Google has come up with Dart because it thinks JavaScript suffers from "fundamental flaws"; its goal is to make Dart the lingua franca of web development. Google's got a particular problem with the lack of clear and consistent tools, libraries and frameworks for JavaScript, things that tend to hinder the construction of large-scale apps beloved of Google.

When it comes to selling Dart, Google's working both sides of the street. As a member of Brock's ECMA technical committee TC39, Google is playing the good citizen by helping to develop JavaScript, but it also wants to convince fellow browser makers that they should stick Dart in.

"What browser manufacturers have you heard show interest in Dart," Wirfs-Brock asked The Reg slipping in to rhetorical-question mode at QCon. Er, nobody.

Darts thrown

In fact, Dart in Internet Explorer, Firefox and Safari would be a major technology coup; Chrome is the biggest and arguably strongest growing rival to browsers from Microsoft, Mozilla and Apple both on terms of project roadmap. Such an inclusion would show technology leadership by Google in an important and sensitive area of web development and performance. Microsoft's only just come around to full HTML.

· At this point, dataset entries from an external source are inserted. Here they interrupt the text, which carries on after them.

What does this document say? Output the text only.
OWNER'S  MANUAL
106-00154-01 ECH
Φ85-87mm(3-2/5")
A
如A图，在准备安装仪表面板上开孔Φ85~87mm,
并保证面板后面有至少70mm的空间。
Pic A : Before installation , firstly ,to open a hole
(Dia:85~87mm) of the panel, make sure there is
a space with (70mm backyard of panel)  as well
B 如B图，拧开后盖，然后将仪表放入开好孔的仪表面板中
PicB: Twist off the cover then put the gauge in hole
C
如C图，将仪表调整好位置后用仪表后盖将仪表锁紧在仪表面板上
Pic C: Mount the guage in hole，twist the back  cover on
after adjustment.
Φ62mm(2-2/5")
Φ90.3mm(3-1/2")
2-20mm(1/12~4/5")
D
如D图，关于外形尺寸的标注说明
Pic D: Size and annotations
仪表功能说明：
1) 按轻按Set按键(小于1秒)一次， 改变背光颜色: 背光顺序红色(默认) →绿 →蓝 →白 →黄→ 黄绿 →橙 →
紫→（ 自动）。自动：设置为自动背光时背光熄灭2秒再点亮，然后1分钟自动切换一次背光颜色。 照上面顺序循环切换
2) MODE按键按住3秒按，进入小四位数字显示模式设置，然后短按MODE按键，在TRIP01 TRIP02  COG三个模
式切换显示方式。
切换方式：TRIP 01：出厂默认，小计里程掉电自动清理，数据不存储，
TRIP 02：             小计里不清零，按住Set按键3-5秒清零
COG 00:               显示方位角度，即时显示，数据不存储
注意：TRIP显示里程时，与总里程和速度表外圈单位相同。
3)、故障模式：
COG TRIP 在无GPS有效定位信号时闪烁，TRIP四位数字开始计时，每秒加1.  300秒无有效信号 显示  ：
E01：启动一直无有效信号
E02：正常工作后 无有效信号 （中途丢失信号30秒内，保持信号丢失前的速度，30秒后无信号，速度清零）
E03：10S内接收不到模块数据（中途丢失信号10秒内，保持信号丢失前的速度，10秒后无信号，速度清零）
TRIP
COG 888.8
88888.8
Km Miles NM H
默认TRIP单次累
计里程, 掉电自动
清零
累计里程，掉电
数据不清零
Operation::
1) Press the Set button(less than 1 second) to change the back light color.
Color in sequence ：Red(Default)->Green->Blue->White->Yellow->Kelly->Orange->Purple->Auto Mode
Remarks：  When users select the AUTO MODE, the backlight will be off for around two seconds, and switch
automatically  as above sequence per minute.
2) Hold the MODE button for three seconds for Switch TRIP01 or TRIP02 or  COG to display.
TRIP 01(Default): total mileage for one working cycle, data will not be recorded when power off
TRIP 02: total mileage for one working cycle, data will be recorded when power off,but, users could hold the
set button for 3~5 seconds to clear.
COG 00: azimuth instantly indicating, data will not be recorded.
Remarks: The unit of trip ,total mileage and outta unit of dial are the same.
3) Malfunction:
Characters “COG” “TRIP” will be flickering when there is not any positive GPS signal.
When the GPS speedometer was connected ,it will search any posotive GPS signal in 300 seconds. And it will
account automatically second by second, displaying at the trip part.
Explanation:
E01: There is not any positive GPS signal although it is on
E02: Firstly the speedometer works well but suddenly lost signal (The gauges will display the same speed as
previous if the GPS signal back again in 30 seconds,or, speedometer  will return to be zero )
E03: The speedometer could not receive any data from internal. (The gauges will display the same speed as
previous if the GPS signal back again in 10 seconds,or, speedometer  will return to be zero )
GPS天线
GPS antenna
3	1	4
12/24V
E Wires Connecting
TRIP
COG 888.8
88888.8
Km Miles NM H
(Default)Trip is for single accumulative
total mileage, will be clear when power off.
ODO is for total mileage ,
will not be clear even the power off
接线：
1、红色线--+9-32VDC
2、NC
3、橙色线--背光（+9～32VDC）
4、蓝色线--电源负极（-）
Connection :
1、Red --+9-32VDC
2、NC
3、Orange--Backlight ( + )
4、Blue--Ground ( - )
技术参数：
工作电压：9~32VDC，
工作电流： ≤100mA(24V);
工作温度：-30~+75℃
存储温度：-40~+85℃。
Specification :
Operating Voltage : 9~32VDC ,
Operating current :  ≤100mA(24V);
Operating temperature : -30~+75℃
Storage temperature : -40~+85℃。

"What would it take to motivate all the major browser implementations to implement Dart in timely enough manor to have any impact," Wirfs-Brock continued.

Google does have scale on its size. It has a browser that's at least growing, unlike others, and it's the owner of influential web real estate from ads and search to email, docs and video. Arguably, all Google needs to do is sit still and let the web come to it.